Museum: Entry-level efforts, hang all the new creations you’ve been working on with everyone else on a wall in a pretty way. Add wall labels with cute names and give the whole thing a title (no, “Untitled” is cheating). Even better hang them on a wall outside and call it ‘Public Art’. But if you want to take it seriously, and you do, because you know ‘Art’, then follow the lead of New Jersey resident Teresa Mistretta. If you want to get super fancy, make your home into one of those experiential museums – paint your walls candy-colored (you need a DIY project right now). Even better, make merchandise in said theme to sell back to yourself.
Library / Bookstore: Those books on your shelves at home you’ve been meaning to read, now is the time to actually read them, not just wave at them. That might mean pulling I Could Pee on This off your shelves, but hopefully, you have something lying around like Joan Didion’s The Year of Magical Thinking. If going for the library vibe, post them back through your front door for added return affect. If indie bookstore, make cute piles randomly around your house. For either, go crazy and curate subject areas, that only you understand – brave princesses who’ve learned to say no, self-help for the days you hate everyone, chick-lit which you basically see as the great American novel but are too ashamed to say so. You could also print a cool Indie Store name on the side of a paper bag and shop your shelves. We always wanted to own a bookstore.
Lecture series: You can be inspirational too. Watch something by Brene Brown or Elizabeth Gilbert or Glennon Doyle, then hold forth at dinner about the value of vulnerability, creativity, love. Your co-lockdown companions will appreciate your Ted Talk at the kitchen table. They might even take notes.

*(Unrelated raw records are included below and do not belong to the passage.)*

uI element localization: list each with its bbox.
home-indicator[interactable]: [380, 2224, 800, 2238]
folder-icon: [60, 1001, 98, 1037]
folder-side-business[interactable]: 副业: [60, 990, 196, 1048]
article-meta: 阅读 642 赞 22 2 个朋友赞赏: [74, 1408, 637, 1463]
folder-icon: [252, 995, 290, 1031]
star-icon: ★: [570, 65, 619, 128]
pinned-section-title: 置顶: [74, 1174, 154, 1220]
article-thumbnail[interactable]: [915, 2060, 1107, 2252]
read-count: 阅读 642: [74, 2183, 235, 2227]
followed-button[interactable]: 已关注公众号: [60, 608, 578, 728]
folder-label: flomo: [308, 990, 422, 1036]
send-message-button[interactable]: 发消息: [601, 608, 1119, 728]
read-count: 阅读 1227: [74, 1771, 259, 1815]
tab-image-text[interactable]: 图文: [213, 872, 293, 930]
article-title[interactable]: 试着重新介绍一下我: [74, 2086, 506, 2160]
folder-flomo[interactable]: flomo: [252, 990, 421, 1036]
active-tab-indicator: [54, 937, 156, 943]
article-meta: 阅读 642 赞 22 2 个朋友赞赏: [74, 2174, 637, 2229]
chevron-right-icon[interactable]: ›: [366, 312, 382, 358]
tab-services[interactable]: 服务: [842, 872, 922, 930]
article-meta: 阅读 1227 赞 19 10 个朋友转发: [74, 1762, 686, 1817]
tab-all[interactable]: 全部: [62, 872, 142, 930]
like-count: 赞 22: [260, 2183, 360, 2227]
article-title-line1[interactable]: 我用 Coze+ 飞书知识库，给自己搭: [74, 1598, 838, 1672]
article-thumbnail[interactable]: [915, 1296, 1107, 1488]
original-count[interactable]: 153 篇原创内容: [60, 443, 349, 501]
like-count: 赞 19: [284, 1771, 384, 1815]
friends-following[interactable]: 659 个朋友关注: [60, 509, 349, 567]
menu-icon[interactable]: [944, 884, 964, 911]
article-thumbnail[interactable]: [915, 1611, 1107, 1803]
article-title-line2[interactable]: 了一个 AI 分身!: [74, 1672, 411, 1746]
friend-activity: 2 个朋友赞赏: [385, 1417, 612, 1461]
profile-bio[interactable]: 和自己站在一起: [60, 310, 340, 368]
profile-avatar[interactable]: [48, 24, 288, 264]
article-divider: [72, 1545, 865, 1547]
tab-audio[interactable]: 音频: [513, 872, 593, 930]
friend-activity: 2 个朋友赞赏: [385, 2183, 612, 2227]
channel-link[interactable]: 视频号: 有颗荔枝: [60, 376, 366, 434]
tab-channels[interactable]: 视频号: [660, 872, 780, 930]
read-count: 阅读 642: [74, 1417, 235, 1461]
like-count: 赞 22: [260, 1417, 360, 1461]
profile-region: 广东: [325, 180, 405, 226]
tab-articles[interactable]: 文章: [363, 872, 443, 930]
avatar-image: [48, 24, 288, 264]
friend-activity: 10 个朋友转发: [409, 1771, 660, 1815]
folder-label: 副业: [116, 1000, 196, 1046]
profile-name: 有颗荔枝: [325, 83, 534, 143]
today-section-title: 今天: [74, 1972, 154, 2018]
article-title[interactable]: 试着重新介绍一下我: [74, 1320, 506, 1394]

Safari: If you have pets, just follow them around the house for an hour, narrating their escapades. Maybe even give them a backstory that adds drama – you need an arc for this one to work. Make sure to practice a Megan Markle narrating Elephants range of emotion.
Retreat: Basically, lockdown with some sort of epiphany and hiding alone in your bedroom trying not to talk to anyone.
Places in the world – we miss you. And though our attempts to make you real in our living rooms and gardens may be naff, they’ll have to do for now. One day when we visit you again, we will shower you with love and attention and never take you for granted again. We Promise.